When the Democrats were debating the ACA in 2009 and 2010, they had to pay attention to the demands of the moderate bloc because moderates held the pivotal votes in Congress. There could be 200 Democrats who favored a provision—like the public option—and 30 who opposed it, but the 30 could get their way over the wishes of the 200 because they could always threaten to join Republicans in a majority that would vote down any bill they viewed as too liberal. This is a familiar strategic environment for vote-counting party leaders, and jibes with the intuition of many political analysts.
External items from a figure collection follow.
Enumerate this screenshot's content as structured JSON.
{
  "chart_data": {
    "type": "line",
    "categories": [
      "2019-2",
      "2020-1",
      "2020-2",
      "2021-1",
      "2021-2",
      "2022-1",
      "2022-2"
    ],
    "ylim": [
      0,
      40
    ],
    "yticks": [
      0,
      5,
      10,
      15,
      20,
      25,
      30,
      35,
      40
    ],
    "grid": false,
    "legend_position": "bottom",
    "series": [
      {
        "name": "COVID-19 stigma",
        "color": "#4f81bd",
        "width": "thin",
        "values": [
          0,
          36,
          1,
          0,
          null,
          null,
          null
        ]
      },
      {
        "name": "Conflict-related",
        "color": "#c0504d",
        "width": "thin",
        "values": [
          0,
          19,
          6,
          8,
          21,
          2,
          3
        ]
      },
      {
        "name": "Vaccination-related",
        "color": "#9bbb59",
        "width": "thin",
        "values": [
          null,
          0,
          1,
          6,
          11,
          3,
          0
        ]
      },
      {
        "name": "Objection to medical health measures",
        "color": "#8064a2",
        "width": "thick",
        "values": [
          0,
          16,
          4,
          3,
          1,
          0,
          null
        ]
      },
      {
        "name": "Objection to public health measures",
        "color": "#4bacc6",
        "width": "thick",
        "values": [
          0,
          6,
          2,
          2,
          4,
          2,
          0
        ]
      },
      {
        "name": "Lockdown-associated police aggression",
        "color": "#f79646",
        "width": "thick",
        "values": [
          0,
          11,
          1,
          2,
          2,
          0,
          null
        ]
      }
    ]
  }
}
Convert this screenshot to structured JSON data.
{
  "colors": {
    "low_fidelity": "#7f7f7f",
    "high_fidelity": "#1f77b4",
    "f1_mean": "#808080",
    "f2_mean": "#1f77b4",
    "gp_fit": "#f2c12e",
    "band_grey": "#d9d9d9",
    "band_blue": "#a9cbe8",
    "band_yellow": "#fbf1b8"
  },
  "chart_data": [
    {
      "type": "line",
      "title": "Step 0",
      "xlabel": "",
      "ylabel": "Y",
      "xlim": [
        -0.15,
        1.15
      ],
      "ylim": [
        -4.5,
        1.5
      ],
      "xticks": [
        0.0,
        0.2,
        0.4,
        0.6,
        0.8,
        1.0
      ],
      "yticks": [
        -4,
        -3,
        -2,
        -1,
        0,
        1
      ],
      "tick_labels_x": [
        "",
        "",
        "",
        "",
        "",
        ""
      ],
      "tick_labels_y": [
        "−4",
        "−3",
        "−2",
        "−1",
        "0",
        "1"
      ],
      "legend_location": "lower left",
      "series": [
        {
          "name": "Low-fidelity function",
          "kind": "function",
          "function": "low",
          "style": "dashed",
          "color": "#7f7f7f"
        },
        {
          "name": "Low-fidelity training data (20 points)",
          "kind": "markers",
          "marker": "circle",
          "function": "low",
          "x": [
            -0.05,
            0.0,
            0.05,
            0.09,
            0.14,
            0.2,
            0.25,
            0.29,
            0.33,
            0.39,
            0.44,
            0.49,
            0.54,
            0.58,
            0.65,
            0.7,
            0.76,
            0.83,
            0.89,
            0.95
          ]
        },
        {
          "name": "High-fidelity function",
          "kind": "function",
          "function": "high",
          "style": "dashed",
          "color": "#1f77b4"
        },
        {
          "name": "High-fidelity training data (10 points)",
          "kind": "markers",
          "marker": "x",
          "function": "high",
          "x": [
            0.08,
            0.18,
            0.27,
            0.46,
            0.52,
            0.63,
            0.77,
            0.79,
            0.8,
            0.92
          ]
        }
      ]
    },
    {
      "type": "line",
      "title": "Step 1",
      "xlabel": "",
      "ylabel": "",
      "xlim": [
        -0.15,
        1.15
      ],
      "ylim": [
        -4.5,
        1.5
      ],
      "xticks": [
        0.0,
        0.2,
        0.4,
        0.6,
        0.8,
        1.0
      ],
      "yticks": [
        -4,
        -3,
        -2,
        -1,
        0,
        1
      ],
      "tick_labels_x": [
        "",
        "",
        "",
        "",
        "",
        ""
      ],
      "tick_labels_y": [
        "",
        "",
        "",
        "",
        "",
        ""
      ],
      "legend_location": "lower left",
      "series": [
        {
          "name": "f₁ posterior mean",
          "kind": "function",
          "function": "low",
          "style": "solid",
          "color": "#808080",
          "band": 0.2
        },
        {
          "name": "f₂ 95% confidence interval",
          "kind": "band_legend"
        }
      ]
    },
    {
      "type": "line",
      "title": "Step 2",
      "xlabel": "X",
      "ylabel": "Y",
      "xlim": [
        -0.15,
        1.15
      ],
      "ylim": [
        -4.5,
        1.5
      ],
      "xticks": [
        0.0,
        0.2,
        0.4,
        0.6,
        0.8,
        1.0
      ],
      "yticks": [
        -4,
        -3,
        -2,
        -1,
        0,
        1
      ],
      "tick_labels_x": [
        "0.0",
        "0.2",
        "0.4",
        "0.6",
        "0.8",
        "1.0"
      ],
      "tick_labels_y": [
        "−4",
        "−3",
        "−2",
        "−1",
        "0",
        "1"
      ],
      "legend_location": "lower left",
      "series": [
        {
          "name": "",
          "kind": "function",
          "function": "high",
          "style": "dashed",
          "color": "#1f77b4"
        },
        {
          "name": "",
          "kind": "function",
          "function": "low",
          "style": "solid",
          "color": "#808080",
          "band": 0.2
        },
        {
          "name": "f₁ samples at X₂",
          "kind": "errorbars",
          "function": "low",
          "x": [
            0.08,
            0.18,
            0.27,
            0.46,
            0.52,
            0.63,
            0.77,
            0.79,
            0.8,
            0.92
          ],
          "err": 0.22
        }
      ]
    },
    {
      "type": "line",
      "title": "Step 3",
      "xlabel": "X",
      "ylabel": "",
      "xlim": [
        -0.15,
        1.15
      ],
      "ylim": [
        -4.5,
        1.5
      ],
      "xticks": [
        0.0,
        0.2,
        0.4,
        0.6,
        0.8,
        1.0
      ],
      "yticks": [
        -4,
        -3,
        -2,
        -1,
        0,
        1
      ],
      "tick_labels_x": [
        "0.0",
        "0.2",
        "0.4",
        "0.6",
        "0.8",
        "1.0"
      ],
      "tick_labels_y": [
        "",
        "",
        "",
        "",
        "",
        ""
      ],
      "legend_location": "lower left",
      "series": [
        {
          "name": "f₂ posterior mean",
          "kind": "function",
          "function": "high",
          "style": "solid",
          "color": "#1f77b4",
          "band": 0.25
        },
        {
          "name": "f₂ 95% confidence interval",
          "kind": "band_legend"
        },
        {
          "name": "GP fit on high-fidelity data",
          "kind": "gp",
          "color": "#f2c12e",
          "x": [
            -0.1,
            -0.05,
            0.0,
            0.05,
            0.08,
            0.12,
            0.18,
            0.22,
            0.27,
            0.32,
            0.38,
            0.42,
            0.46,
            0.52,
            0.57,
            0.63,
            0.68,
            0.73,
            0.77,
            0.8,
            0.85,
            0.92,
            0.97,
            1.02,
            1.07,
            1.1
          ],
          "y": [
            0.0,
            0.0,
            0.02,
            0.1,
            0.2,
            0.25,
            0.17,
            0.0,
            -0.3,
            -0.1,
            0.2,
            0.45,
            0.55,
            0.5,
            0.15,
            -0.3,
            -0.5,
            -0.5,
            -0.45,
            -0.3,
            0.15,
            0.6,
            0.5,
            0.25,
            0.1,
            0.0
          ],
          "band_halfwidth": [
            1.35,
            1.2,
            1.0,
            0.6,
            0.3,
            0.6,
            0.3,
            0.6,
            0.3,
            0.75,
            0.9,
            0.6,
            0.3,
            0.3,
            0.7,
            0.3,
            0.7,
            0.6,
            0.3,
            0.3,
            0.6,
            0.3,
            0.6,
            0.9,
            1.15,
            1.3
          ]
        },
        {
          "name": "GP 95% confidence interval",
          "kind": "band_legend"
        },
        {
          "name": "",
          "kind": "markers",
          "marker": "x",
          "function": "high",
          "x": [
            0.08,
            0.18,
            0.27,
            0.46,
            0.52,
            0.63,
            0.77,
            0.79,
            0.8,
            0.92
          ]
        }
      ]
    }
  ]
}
But the House Republican Party does not really work this way. The members of the House Republican Conference who are the most liable to threaten defection—and to deliver on such threats—are the hard-line conservatives in the House Freedom Caucus. It was the Freedom Caucus that torpedoed Round 1 of the ACA repeal in March, on the grounds that the bill did not go far enough in a conservative direction. And it was the support of the Freedom Caucus this afternoon that allowed the second effort at repeal to narrowly squeak through the House, after winning concessions in the interim that pushed the bill further to the ideological right.

One might expect that satisfying the demands of the Freedom Caucus would doom the bill's support among Republicans representing politically marginal districts. But it turned out that while many of those members communicated great discomfort with its provisions, they were not willing to withstand the political blowback from within their own party by supplying the key votes to kill the bill.

The House GOP is thus in an unusual position in which the pivotal policy influence in the caucus lies on the party's right edge, not in its center. Thus the bill picked up greater support as it moved further in a conservative direction over time—a pattern that is directly inconsistent with traditional legislative logic. Even Republicans from competitive districts became more supportive of the AHCA as it shifted to the ideological right; while they were willing to pile on against the previous version once the Freedom Caucus had already vowed to block it, they were substantially less enthusiastic about courting conservative attacks by opposing the bill from the left once their own votes would prove decisive to the outcome.

It should be noted that the Republican Party's frequent rejection of Downsian logic extends to the electoral sphere as well. Rather than view voting for the AHCA as an unacceptable risk given the law's unpopularity among swing voters, many Republicans believed that they would court greater danger by failing to pass anything and thus demobilizing their own party base:

When a party defines itself as the agent of an ideological cause, it is almost inevitable that many elected officials will perceive political pressure as coming from the extremes, not the center, and act accordingly. Moreover, the lesson that the Freedom Caucus will draw from the events of the past two weeks is that the demands of purist conservative holdouts are likely to be satisfied in the end, while moderates and pragmatic conservatives will cave rather than risk blame for obstructing the policy agenda of party leaders. A national rout in 2018 might call this rationale into question, but for now the typical Republican official views energized conservatives, not moderate swing voters, as occupying the pivotal position dictating his or her own personal electoral future.